Armature Torque of D.C. Motor
Torque is the turning moment of a force about an axis and is measured by the
product of force (F) and radius (r) at right angle to which the force acts i.e.
D.C. Motors torque
T = F × r
In a d.c. motor, each conductor is acted upon by a circumferential force F at a distance r, the radius of the armature (Fig. 4.8). Therefore, each conductor exerts a torque, tending to rotate the armature.

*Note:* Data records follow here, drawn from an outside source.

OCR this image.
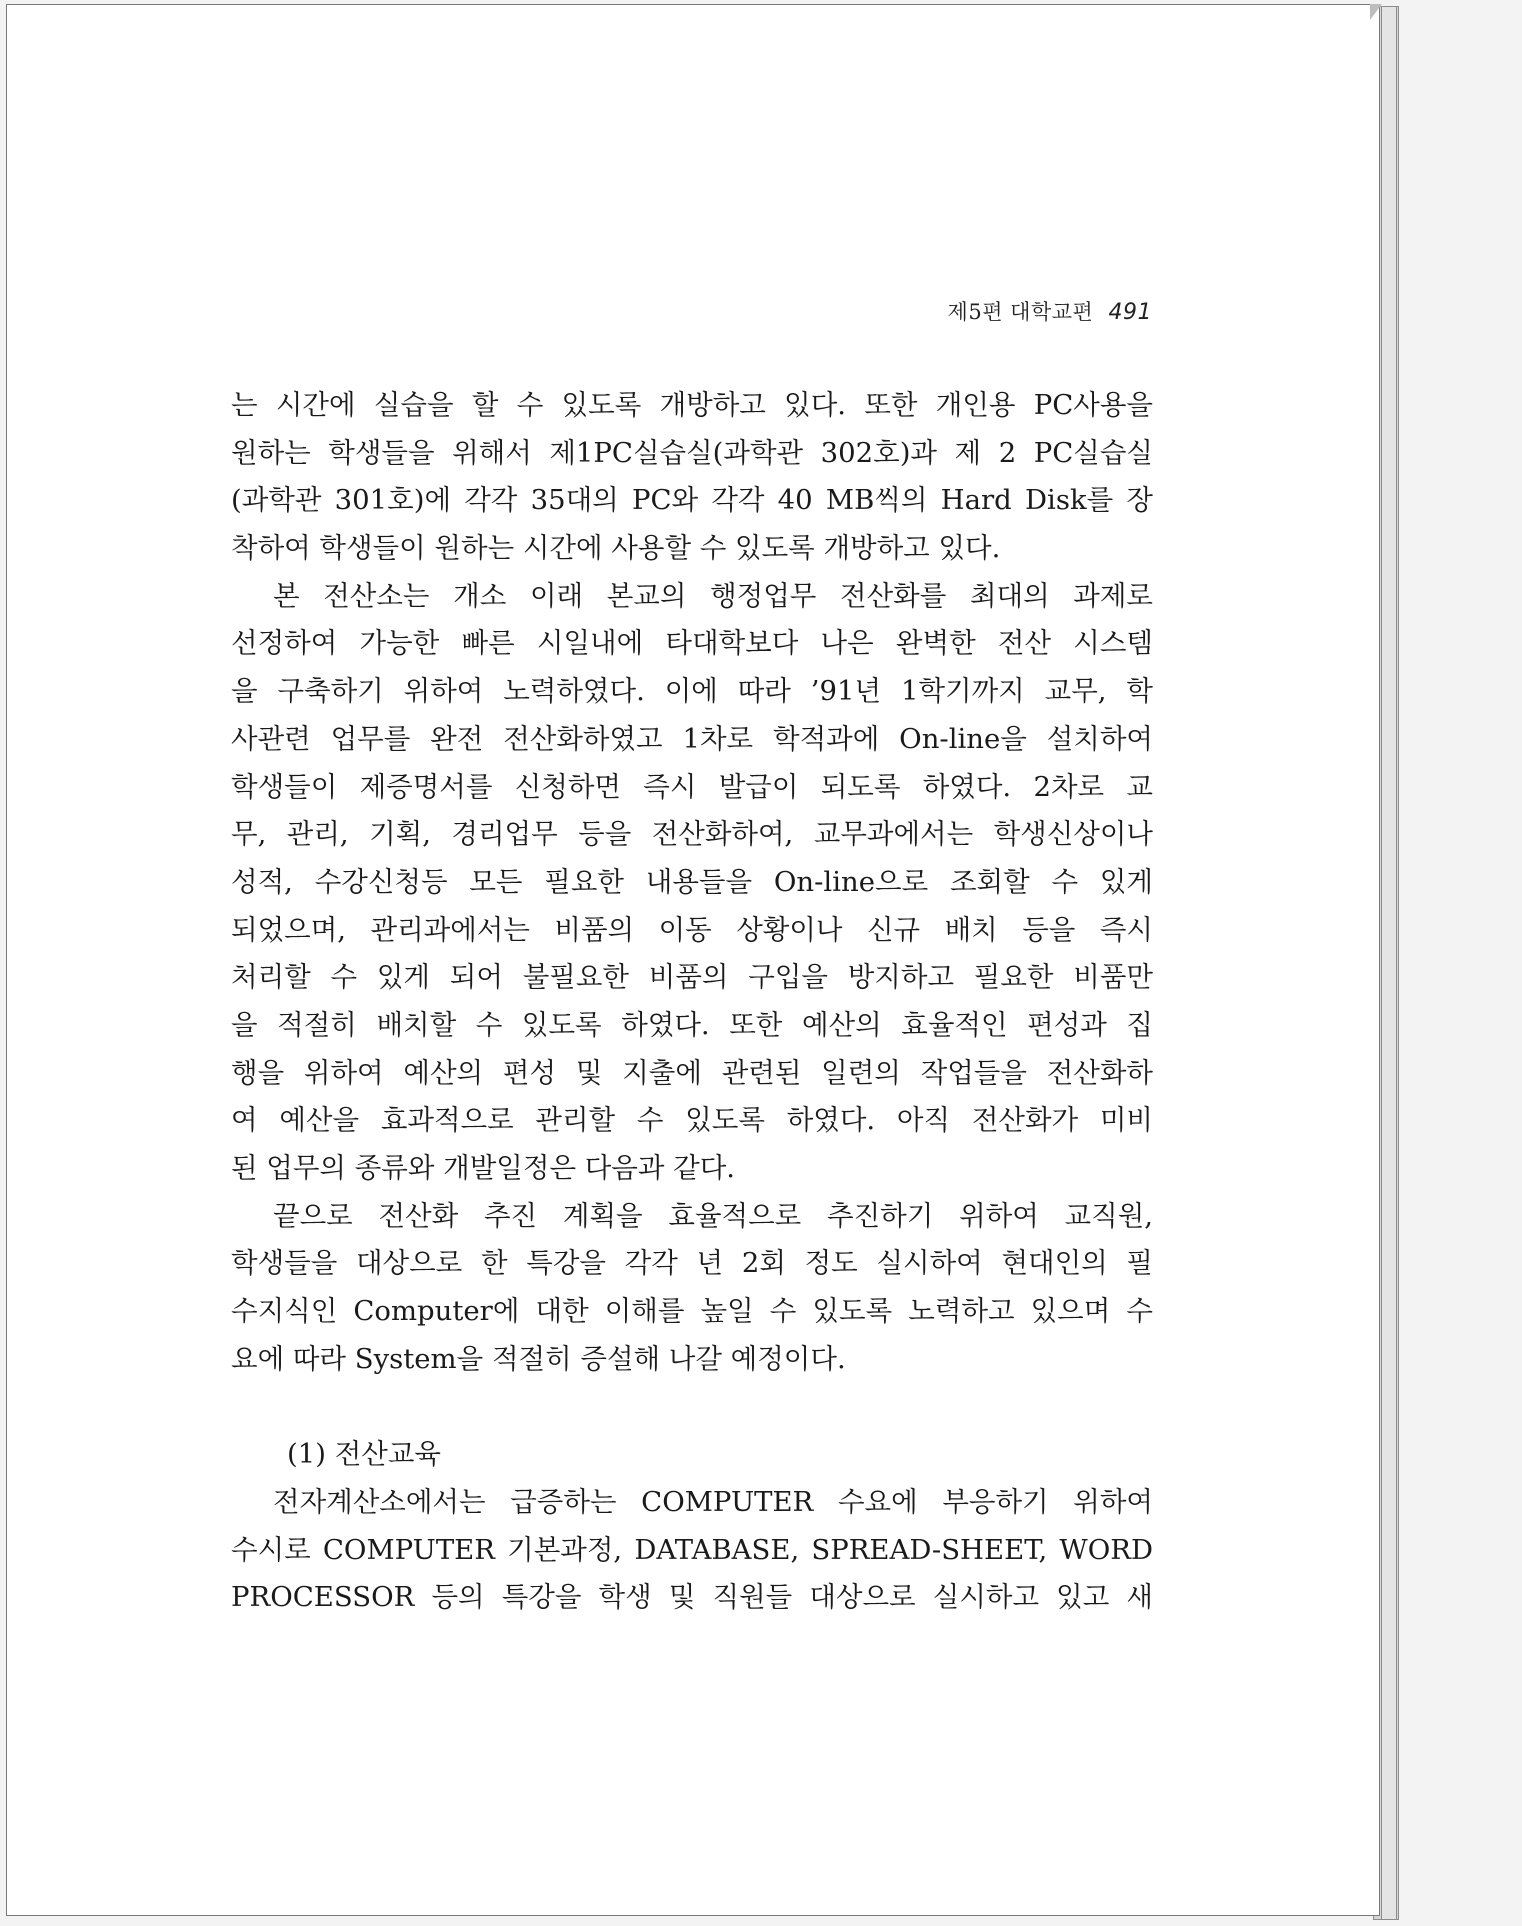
제5편 대학교편 491
는 시간에 실습을 할 수 있도록 개방하고 있다. 또한 개인용 PC사용을
원하는 학생들을 위해서 제1PC실습실(과학관 302호)과 제 2 PC실습실
(과학관 301호)에 각각 35대의 PC와 각각 40 MB씩의 Hard Disk를 장
착하여 학생들이 원하는 시간에 사용할 수 있도록 개방하고 있다.
본 전산소는 개소 이래 본교의 행정업무 전산화를 최대의 과제로
선정하여 가능한 빠른 시일내에 타대학보다 나은 완벽한 전산 시스템
을 구축하기 위하여 노력하였다. 이에 따라 ’91년 1학기까지 교무, 학
사관련 업무를 완전 전산화하였고 1차로 학적과에 On-line을 설치하여
학생들이 제증명서를 신청하면 즉시 발급이 되도록 하였다. 2차로 교
무, 관리, 기획, 경리업무 등을 전산화하여, 교무과에서는 학생신상이나
성적, 수강신청등 모든 필요한 내용들을 On-line으로 조회할 수 있게
되었으며, 관리과에서는 비품의 이동 상황이나 신규 배치 등을 즉시
처리할 수 있게 되어 불필요한 비품의 구입을 방지하고 필요한 비품만
을 적절히 배치할 수 있도록 하였다. 또한 예산의 효율적인 편성과 집
행을 위하여 예산의 편성 및 지출에 관련된 일련의 작업들을 전산화하
여 예산을 효과적으로 관리할 수 있도록 하였다. 아직 전산화가 미비
된 업무의 종류와 개발일정은 다음과 같다.
끝으로 전산화 추진 계획을 효율적으로 추진하기 위하여 교직원,
학생들을 대상으로 한 특강을 각각 년 2회 정도 실시하여 현대인의 필
수지식인 Computer에 대한 이해를 높일 수 있도록 노력하고 있으며 수
요에 따라 System을 적절히 증설해 나갈 예정이다.
(1) 전산교육
전자계산소에서는 급증하는 COMPUTER 수요에 부응하기 위하여
수시로 COMPUTER 기본과정, DATABASE, SPREAD-SHEET, WORD
PROCESSOR 등의 특강을 학생 및 직원들 대상으로 실시하고 있고 새
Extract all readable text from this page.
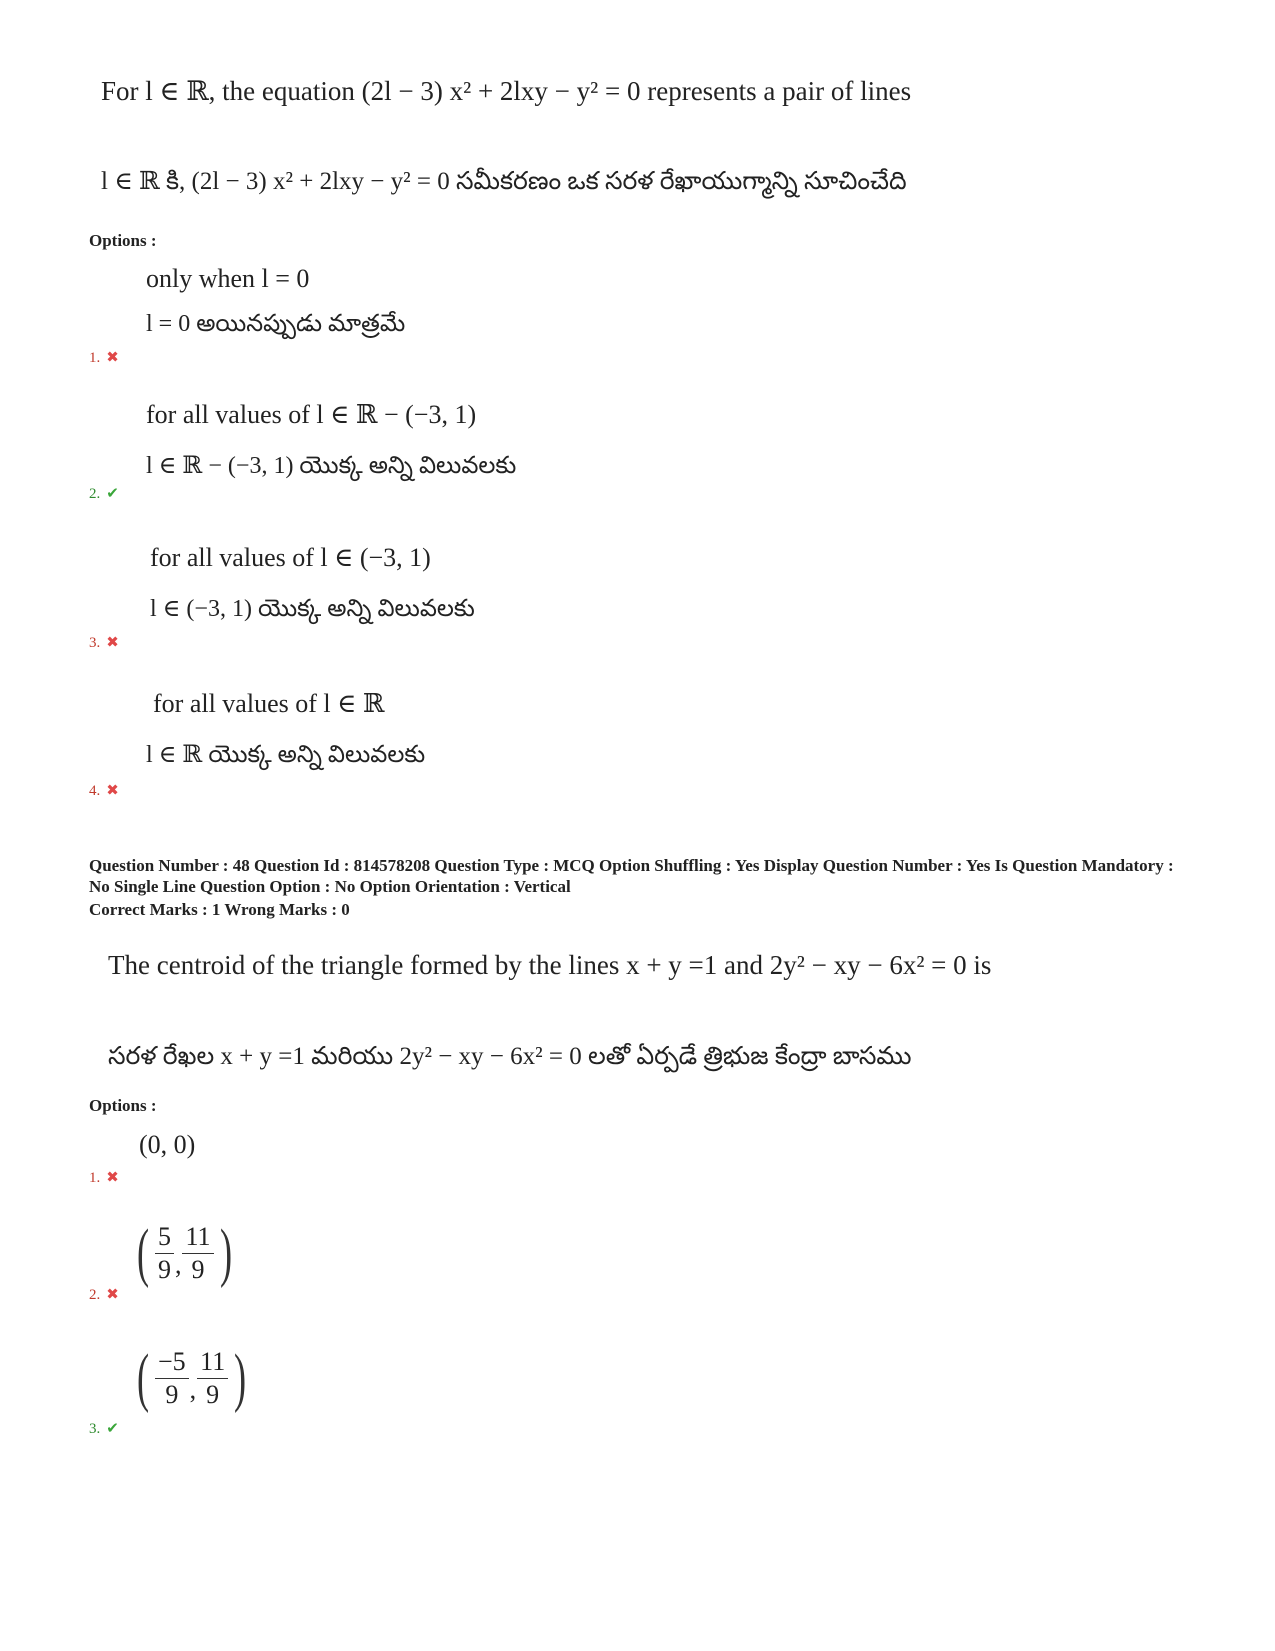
For l ∈ ℝ, the equation (2l − 3) x² + 2lxy − y² = 0 represents a pair of lines
l ∈ ℝ కి, (2l − 3) x² + 2lxy − y² = 0 సమీకరణం ఒక సరళ రేఖాయుగ్మాన్ని సూచించేది
Options :
only when l = 0
l = 0 అయినప్పుడు మాత్రమే
1. ✖
for all values of l ∈ ℝ − (−3, 1)
l ∈ ℝ − (−3, 1) యొక్క అన్ని విలువలకు
2. ✔
for all values of l ∈ (−3, 1)
l ∈ (−3, 1) యొక్క అన్ని విలువలకు
3. ✖
for all values of l ∈ ℝ
l ∈ ℝ యొక్క అన్ని విలువలకు
4. ✖
Question Number : 48 Question Id : 814578208 Question Type : MCQ Option Shuffling : Yes Display Question Number : Yes Is Question Mandatory : No Single Line Question Option : No Option Orientation : Vertical
Correct Marks : 1 Wrong Marks : 0
The centroid of the triangle formed by the lines x + y =1 and 2y² − xy − 6x² = 0 is
సరళ రేఖల x + y =1 మరియు 2y² − xy − 6x² = 0 లతో ఏర్పడే త్రిభుజ కేంద్రా బాసము
Options :
(0, 0)
1. ✖
( $\frac{5}{9}$ , $\frac{11}{9}$ )
2. ✖
( $\frac{-5}{9}$ , $\frac{11}{9}$ )
3. ✔
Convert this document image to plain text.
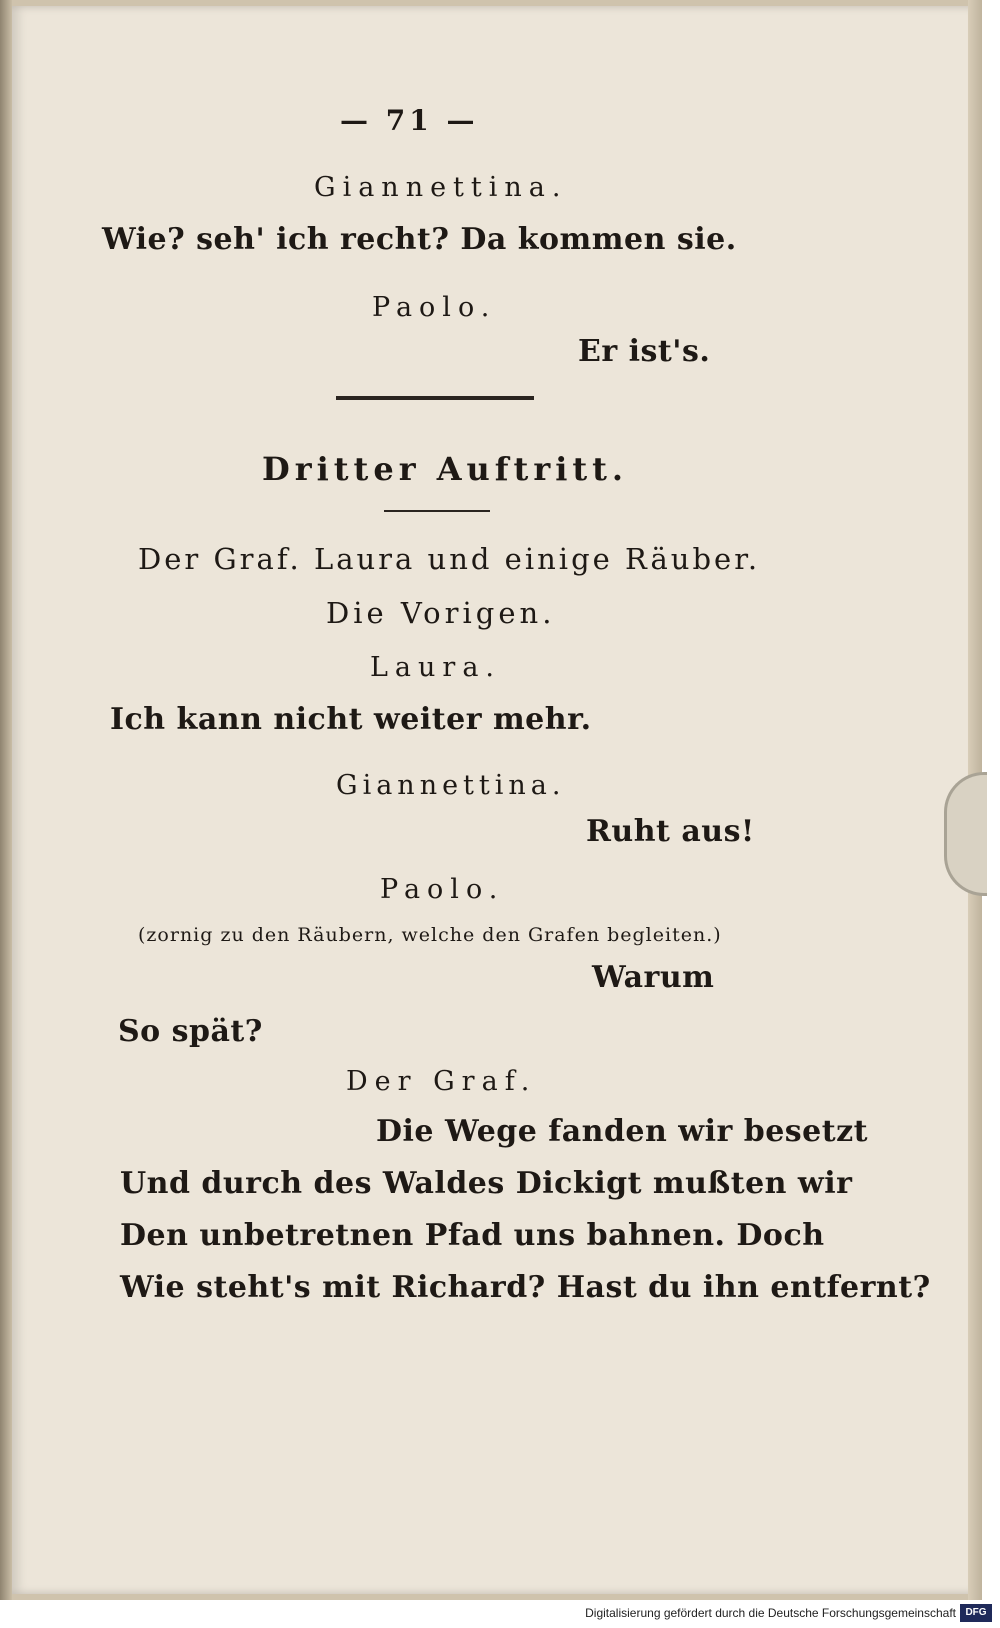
— 71 —
Giannettina.
Wie? seh' ich recht? Da kommen sie.
Paolo.
Er ist's.
Dritter Auftritt.
Der Graf. Laura und einige Räuber.
Die Vorigen.
Laura.
Ich kann nicht weiter mehr.
Giannettina.
Ruht aus!
Paolo.
(zornig zu den Räubern, welche den Grafen begleiten.)
Warum
So spät?
Der Graf.
Die Wege fanden wir besetzt
Und durch des Waldes Dickigt mußten wir
Den unbetretnen Pfad uns bahnen. Doch
Wie steht's mit Richard? Hast du ihn entfernt?
Digitalisierung gefördert durch die Deutsche Forschungsgemeinschaft DFG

The sum of the torques due to all armature conductors is known as gross or armature torque (Ta).
Let in a d.c. motor
r = average radius of armature in m
l = effective length of each conductor in m
Z = total number of armature conductors
A = number of parallel paths
i = current in each conductor = Ia/A
B = average flux density in Wb/m2
Φ = flux per pole in Wb
P = number of poles
Force on each conductor, F = B i l newtons
Torque due to one conductor = F × r newton- metre
Total armature torque, Ta = Z F r newton-metre
= Z B i l r
Now i = Ia/A, B = Φ/a where a is the x-sectional area of flux path per pole at
radius r. Clearly, a = 2πr l /P.
Ta = Z × (Ф/a)×( Ia/A)×l×r
Ta = Z × (ФP/2πr l)×( Ia/A)×l×r = Z Ф IaP/(2πA) N-m
or Ta = 0.159Z Ф Ia(P/A) N-m……………………………………(i)
so Ta
Ta α Ф Ia
Hence torque in a d.c. motor is directly proportional to flux per pole and
armature current.
(i) For a shunt motor, flux Φ is practically constant.
Ta α Ia
(ii) For a series motor, flux Φ is directly proportional to armature current Ia
provided magnetic saturation does not take place.
Ta α Ia2
up to magnetic saturation
Alternative expression for Ta
Eb = PФZN/60A
(60×Eb) /N= PФZ/A
From Eq.(i), we get the expression of Ta as:
Ta =0.159×(60× Eb/N)× Ia
Ta =9.55×( EbIa/N)
Written by arjun on September 13th, 2009 with
no comments.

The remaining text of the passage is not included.